Volviendo al caso argentino resultan destacables otros procesos que se conjugaron en las primeras décadas del siglo XX y trasformaron la escena y el marco de posibilidades en que los intelectuales pretendían actuar. La modernización del campo cultural, promovida por la llegada de nuevas tecnologías y el proceso de masificación de la cultura (Sarlo, 1989; Saítta, 1998; Montaldo, 2016), ayudó a conformar un mercado y un público amplio en condiciones de consumir diferentes productos culturales destinados al ocio. Esto permitió que escritores y periodistas de procedencias disímiles pudiesen vivir a cuenta del éxito comercial de sus escritos y prescindir de diferentes formas de mecenazgo frecuentes en épocas previas.
Aunque en principio este proceso siguió una lógica comercial cuyo resultado fue la conformación de un mercado de bienes simbólicos (Montaldo, 2016), lo cierto es que las nuevas posibilidades que brindaba la modernización cultural fueron aprovechadas por distintas fuerzas políticas y culturales para encarar proyectos de difusión vinculados a la literatura, la historia y la ciencia. Estas apuestas, de claros tintes pedagogizantes, se dirigían a un público lector que era el resultado de las intensas campañas de alfabetización encaradas en las décadas previas. Al analizar la proliferación de bibliotecas populares y libros baratos en el período de entreguerras, Gutiérrez y Romero (2007) destacan que: “detrás de esto nos ha parecido ver una propuesta cultural sistemática, cuyos agentes pertenecían a la parte más moderada de la contestación política e intelectual” (p. 14).
Estos procesos que en un breve período de tiempo transformaron y complejizaron el escenario local donde se desarrollaban las prácticas e intervenciones de los intelectuales convergieron, en la década de 1930, hacia una marcada radicalización política de figuras del mundo de las ideas que ostentaban recorridos sumamente diversos. Por un lado, un importante grupo de escritores que se había identificado con proclamas de carácter popular o proletario se volcó a la activa reivindicación de la Revolución Rusa y propició un acercamiento –en absoluto exento de tensiones- con el comunismo argentino. Según Sylvia Saítta (2001), como resultado de estas inquietudes: “se actualizó y se reformuló la discusión acerca del rol de intelectual, la función del arte, las relaciones entre arte y sociedad, o literatura y revolución” (p. 394).
Por otro lado, y en simultáneo, un grupo importante de universitarios ligados al movimiento de la reforma hizo su primera participación en la política formal al sumarse a las filas del socialismo argentino (Graciano, 2008). Si bien, hacia estos años, el Partido Socialista estaba lejos de reivindicar un modelo revolucionario, para estos intelectuales el ingreso a la política partidaria suponía un paso importante con relación a la autonomía y prescindencia que habían manifestado con respecto a la década anterior.

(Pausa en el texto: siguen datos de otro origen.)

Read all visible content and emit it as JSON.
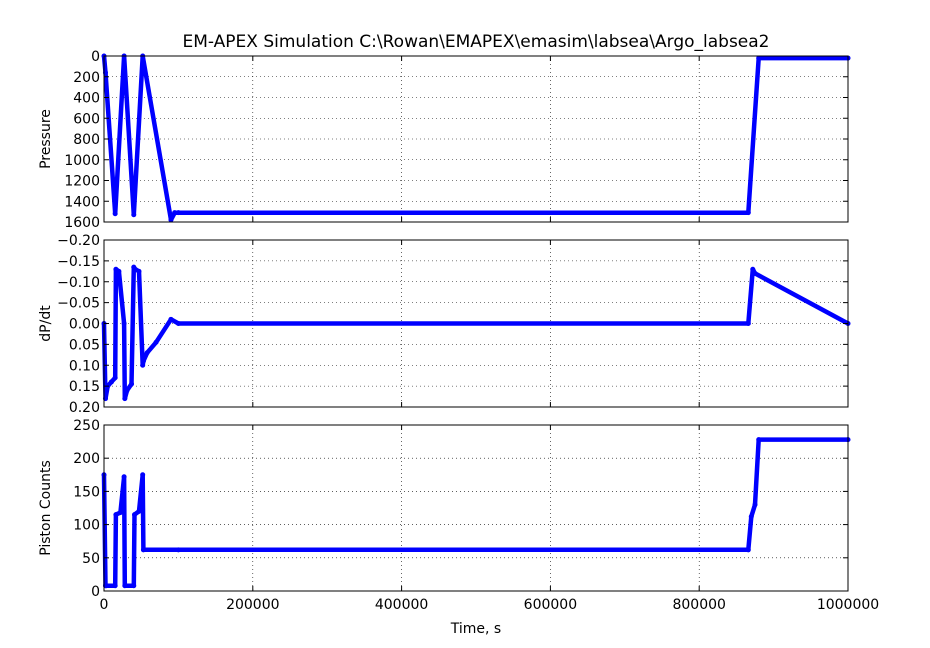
{
  "figure": {
    "title": "EM-APEX Simulation C:\\Rowan\\EMAPEX\\emasim\\labsea\\Argo_labsea2",
    "series_color": "#0000ff"
  },
  "chart_data": [
    {
      "type": "scatter",
      "ylabel": "Pressure",
      "xlim": [
        0,
        1000000
      ],
      "ylim": [
        1600,
        0
      ],
      "inverted_y": true,
      "grid": true,
      "yticks": [
        0,
        200,
        400,
        600,
        800,
        1000,
        1200,
        1400,
        1600
      ],
      "ytick_labels": [
        "0",
        "200",
        "400",
        "600",
        "800",
        "1000",
        "1200",
        "1400",
        "1600"
      ],
      "series": [
        {
          "x": [
            0,
            2000,
            15000,
            27000,
            40000,
            52000,
            90000,
            95000,
            100000,
            866000,
            880000,
            1000000
          ],
          "y": [
            0,
            160,
            1520,
            0,
            1530,
            0,
            1580,
            1510,
            1510,
            1510,
            20,
            20
          ]
        }
      ]
    },
    {
      "type": "scatter",
      "ylabel": "dP/dt",
      "xlim": [
        0,
        1000000
      ],
      "ylim": [
        0.2,
        -0.2
      ],
      "inverted_y": true,
      "grid": true,
      "yticks": [
        -0.2,
        -0.15,
        -0.1,
        -0.05,
        0,
        0.05,
        0.1,
        0.15,
        0.2
      ],
      "ytick_labels": [
        "−0.20",
        "−0.15",
        "−0.10",
        "−0.05",
        "0.00",
        "0.05",
        "0.10",
        "0.15",
        "0.20"
      ],
      "series": [
        {
          "x": [
            0,
            2000,
            5000,
            10000,
            15000,
            16000,
            20000,
            27000,
            28000,
            31000,
            37000,
            40000,
            42000,
            47000,
            52000,
            53000,
            58000,
            70000,
            90000,
            100000,
            866000,
            872000,
            875000,
            1000000
          ],
          "y": [
            0,
            0.18,
            0.15,
            0.14,
            0.13,
            -0.13,
            -0.125,
            0,
            0.18,
            0.16,
            0.145,
            -0.135,
            -0.13,
            -0.125,
            0.1,
            0.09,
            0.07,
            0.045,
            -0.01,
            0,
            0,
            -0.13,
            -0.12,
            0
          ]
        }
      ]
    },
    {
      "type": "scatter",
      "ylabel": "Piston Counts",
      "xlabel": "Time, s",
      "xlim": [
        0,
        1000000
      ],
      "ylim": [
        0,
        250
      ],
      "grid": true,
      "yticks": [
        0,
        50,
        100,
        150,
        200,
        250
      ],
      "ytick_labels": [
        "0",
        "50",
        "100",
        "150",
        "200",
        "250"
      ],
      "xticks": [
        0,
        200000,
        400000,
        600000,
        800000,
        1000000
      ],
      "xtick_labels": [
        "0",
        "200000",
        "400000",
        "600000",
        "800000",
        "1000000"
      ],
      "series": [
        {
          "x": [
            0,
            2000,
            3000,
            15000,
            16000,
            22000,
            27000,
            28000,
            40000,
            41000,
            47000,
            52000,
            53000,
            100000,
            866000,
            870000,
            875000,
            880000,
            1000000
          ],
          "y": [
            175,
            8,
            8,
            8,
            115,
            118,
            172,
            8,
            8,
            115,
            120,
            175,
            62,
            62,
            62,
            112,
            130,
            228,
            228
          ]
        }
      ]
    }
  ]
}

En este contexto se insertó la participación de Anderson Imbert en la política cultural del socialismo. Si bien el carácter reformista del partido estaba consolidado hacía años, orientación que Anderson Imbert compartía plenamente, las preguntas que se hicieron los intelectuales de izquierda acerca del rol del intelectual, la función del arte y las relaciones entre arte y sociedad tuvieron una presencia central en las intervenciones que el escritor realizaba en la página literaria de La Vanguardia. Aunque el carácter autónomo que el socialismo otorgaba a la cultura le brindaba un margen amplio para desarrollar sus inquietudes particulares, lo cierto es que la intención de dotar al escritor y a la literatura de una función social y ubicar claramente su lugar dentro de los procesos políticos y culturales llevaría al autor a entrar en tensión con esa autonomía, sin que esto supusiera el arribo a una solución definitiva.
3. Variaciones
En 1928, unos pocos años antes que la persecución desatada por el gobierno de Uriburu en las universidades llevara a numerosos intelectuales reformistas a buscar refugio en las filas del socialismo, se afilió al Partido Socialista el joven Anderson Imbert. Aún siendo estudiante, rápidamente ocupó lugares claves en los proyectos editoriales con los que dicha fuerza buscaba propagar su doctrina y, a la vez, competir por el tiempo de ocio de los trabajadores con publicaciones de índole comercial. Es por esta razón que, sobre todo, en el caso del periódico La Vanguardia, los esfuerzos editoriales del socialismo asumieron un estilo similar al de los diarios de interés general que habían renovado el mercado de publicaciones periódicas (Buonuome, 2016).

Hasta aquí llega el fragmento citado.